Cindy Peacock, 31, is losing her vision through retinitis pigmentosa, a progressive degenerative illness. She has neither a guide dog nor a white cane, but when, 18 months ago, she lost her bearings on her way to pick up her son from school in Dagenham, Essex, and suffered a panic attack, she realised she needed support.
As someone who values her independence, Peacock chose to use Barking and Dagenham council’s direct payments system so that she could manage her own support.
Since April 2003, local authorities in England and Wales have been required to make cash payments to residents who are assessed as eligible to receive them and who want them in lieu of social service care. Recipients are still assessed by social services, but instead of the council arranging their care, users buy personal and domestic support from whatever source they choose, such as a care agency.
Peacock spends her direct payment money on an agency carer for five hours a day. The carer helps with anything from housework to dressing her two sons, aged one and five, and her seven-year-old daughter. “My life has totally changed since I got my carer,” she says. “I’d get frustrated easily – little things like not being able to feed my baby properly, or doing things around the house.”
Now Peacock is poised to take part in a two-year pilot scheme that goes a step further than direct payments, by offering users more control and choice. Barking and Dagenham, which will launch its individual budgets’ programme next month, is one of 13 councils chosen by government to pilot the initiative with cross-governmental funding of £2.6m.
Because funding for direct payments comes from social services, recipients are limited to using the money on personal care or help with domestic chores. Individual budgets, however, include other income streams such as the Independent Living Fund, and the Access to Work Fund, which provides practical support to disabled people at work. Users can arrange not only for home helps through individual budgets but also for a carer to accompany them to college, for example.

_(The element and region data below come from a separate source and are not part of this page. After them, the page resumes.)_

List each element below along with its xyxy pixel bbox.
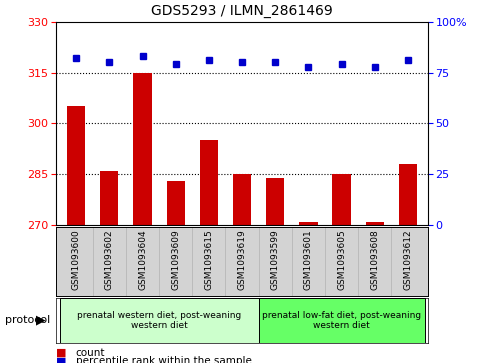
Bar [332,174,350,225]
Bar [67,106,85,225]
Text: GSM1093604: GSM1093604 [138,229,147,290]
Text: count: count [76,348,105,358]
Text: GSM1093601: GSM1093601 [304,229,312,290]
Text: ■: ■ [56,348,66,358]
Bar [166,181,184,225]
Bar [100,171,118,225]
Text: percentile rank within the sample: percentile rank within the sample [76,356,251,363]
Bar [299,222,317,225]
Text: GSM1093609: GSM1093609 [171,229,180,290]
Text: protocol: protocol [5,315,50,325]
Bar [258,298,424,343]
Text: GSM1093599: GSM1093599 [270,229,279,290]
Text: prenatal western diet, post-weaning
western diet: prenatal western diet, post-weaning west… [77,311,241,330]
Text: GSM1093608: GSM1093608 [369,229,379,290]
Bar [232,174,251,225]
Text: GSM1093605: GSM1093605 [336,229,346,290]
Text: GSM1093612: GSM1093612 [403,229,411,290]
Text: GSM1093615: GSM1093615 [204,229,213,290]
Text: ▶: ▶ [36,314,45,327]
Title: GDS5293 / ILMN_2861469: GDS5293 / ILMN_2861469 [151,4,332,18]
Text: GSM1093602: GSM1093602 [104,229,114,290]
Text: prenatal low-fat diet, post-weaning
western diet: prenatal low-fat diet, post-weaning west… [262,311,420,330]
Text: GSM1093600: GSM1093600 [72,229,81,290]
Bar [265,178,284,225]
Text: ■: ■ [56,356,66,363]
Bar [133,73,151,225]
Bar [365,222,383,225]
Bar [60,298,258,343]
Text: GSM1093619: GSM1093619 [237,229,246,290]
Bar [398,164,416,225]
Bar [199,140,218,225]
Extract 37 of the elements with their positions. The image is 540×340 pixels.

Peacock, who has been studying the pilot plan as a member of the council’s individual budgets’ steering group, plans to use her money for a carer to support her on a course. She wants to train in counselling and, ultimately, get a job. “Why should anyone with any sort of disability not be able to do things that other people take for granted?” she asks.
Simon Hart, Barking and Dagenham’s director of adult and community services, says: “While direct payments essentially provide a different approach to the social care budget, individual budgets provide access to the range of different support funds.”
According to the Department of Health, 24,500 adults received direct payments in 2004/05 – an increase of 62% from 15,100 on the previous year. But there has been criticism from user groups about councils making it difficult for disabled people to claim and, as a result, take-up has been slow. Research by the Health and Social Care Advisory Services attributed poor take-up to confusion among staff and service users. In Barking and Dagenham, however, some 10% of eligible residents (300 people) are signed up.
The DH says part of the goal of the individual budgets approach is “to help people overcome the barriers they may have experienced in taking up a direct payment”.
A DH spokeswoman says: “This might include offering support from a local voluntary organisation, a friend or a member of the family. It is also about transforming the system so that it is centred around the individual.”
Yet Jeff Jerome, co-chairman of the disability committee of the Association of Directors of Social Services, adds a warning that councils must ensure that the administration of individual budgets is as simple as possible so that users do not again face a bureaucratic hurdle.